Books I would want by my side are definitely  those I would happy to read again and again and ones also that are nice and chunky.  (I wasn’t planning on using them to fend off starvation, I think am assuming if I am stranded there for a long time there will be readily available delicious food, but if not I am definitely taking The Hunger Games because I will need all that great intel about catching and eating wild animals.)

I can't just have classics. I also need favourite current reads and one that I can happily re-read, and in children's books that definitely means something by Marcus Sedgwick or Meg Rosoff or Frank Cottrell Boyce.


I am thinking this might have to be ‘Broccoli Boy’ just because it is so unbeatably funny and I think I would need some humour on my desert island. I am pretty sure it will be ‘She is Not Invisible’ by Marcus Sedgwick, which is quite unlike his usual style, no whiff of the Gothic about it. But a sublimely good thriller with a main character who is blind and has to kidnap her younger brother to be her ‘eyes’ when she takes off to New York, convinced her father is in trouble. It also manages to be about maths, which is a superb achievement for a thriller and definitely is worth re-reading.

And talking of current favourites My most recent discovery are Jonathan Stroud’s totally brilliant and very scary ‘Lockwood and Co’ that I am recommending to anyone who will stand still long enough. I think I may have to take ‘The Hollow Boy’ because I haven’t read that one yet but I just know I am going to love it. Taking a book I haven’t read yet is going to be such a treat.

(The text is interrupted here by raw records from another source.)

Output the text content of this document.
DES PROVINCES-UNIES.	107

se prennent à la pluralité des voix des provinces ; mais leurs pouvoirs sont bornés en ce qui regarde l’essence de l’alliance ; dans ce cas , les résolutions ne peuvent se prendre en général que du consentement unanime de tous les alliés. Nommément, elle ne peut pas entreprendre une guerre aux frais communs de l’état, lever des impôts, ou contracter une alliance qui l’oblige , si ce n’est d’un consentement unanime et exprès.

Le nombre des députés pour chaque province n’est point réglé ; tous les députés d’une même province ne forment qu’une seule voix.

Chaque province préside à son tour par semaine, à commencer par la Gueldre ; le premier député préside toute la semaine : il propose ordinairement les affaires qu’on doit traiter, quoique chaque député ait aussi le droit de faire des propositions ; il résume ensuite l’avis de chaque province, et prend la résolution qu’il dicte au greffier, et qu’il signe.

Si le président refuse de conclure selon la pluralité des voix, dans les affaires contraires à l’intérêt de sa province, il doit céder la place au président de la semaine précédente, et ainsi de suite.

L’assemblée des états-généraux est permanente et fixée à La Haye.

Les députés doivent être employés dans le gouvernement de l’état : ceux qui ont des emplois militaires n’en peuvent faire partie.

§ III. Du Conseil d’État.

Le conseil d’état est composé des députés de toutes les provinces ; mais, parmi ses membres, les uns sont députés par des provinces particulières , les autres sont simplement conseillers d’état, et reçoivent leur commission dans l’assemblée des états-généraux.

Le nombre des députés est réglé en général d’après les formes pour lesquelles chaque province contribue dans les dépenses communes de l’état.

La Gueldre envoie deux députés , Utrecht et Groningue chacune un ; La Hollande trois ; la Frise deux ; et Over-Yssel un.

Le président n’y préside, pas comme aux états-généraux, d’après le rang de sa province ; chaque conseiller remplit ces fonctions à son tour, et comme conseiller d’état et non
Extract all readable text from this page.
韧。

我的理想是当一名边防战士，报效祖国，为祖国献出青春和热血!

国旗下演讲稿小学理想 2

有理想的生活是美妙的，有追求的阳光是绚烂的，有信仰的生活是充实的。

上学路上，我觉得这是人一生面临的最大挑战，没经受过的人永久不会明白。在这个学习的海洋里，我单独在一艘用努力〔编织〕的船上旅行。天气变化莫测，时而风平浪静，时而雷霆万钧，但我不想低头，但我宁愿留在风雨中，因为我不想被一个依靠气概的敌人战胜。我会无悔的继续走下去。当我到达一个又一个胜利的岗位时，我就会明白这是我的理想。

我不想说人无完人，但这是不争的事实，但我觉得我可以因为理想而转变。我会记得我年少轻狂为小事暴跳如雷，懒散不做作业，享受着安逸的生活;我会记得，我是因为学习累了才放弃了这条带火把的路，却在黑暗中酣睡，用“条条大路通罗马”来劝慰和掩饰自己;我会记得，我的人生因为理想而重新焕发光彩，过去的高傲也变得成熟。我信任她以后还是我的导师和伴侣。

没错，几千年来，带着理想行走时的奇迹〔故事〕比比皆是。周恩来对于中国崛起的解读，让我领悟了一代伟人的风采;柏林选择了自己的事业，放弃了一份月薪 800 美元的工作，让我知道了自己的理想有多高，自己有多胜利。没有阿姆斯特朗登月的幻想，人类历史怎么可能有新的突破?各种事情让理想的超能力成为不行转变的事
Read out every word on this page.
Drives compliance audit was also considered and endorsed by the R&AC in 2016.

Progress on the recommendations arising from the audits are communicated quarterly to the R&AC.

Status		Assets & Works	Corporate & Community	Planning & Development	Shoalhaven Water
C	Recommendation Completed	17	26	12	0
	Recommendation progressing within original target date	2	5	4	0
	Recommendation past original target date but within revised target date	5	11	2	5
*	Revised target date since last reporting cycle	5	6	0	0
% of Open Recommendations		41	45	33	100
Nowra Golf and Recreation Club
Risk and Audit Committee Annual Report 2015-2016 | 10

All right. Eight. Just eight.
I think it is going to be:


  1.  Harry Potter and the Prisoner of Azkaban
  2.   Skulduggery Pleasant Dark Days (because Valkyrie is so brave)
  3.  She is not Invisible
  4. The Astounding Broccoli Boy
  5.    Lockwood & Co: the Hollow Boy
  6.  A classic, either ‘Bleak House’, ‘Rebecca’, ‘Persuasion’, or ‘Little Women’
  7.   Charlie and the Chocolate Factory

I am nearly there.

Only, thinking of ‘Little Women’ does make me realise I only have UK authors on my list, which surely cannot be right.

I think I may just have to start all over again.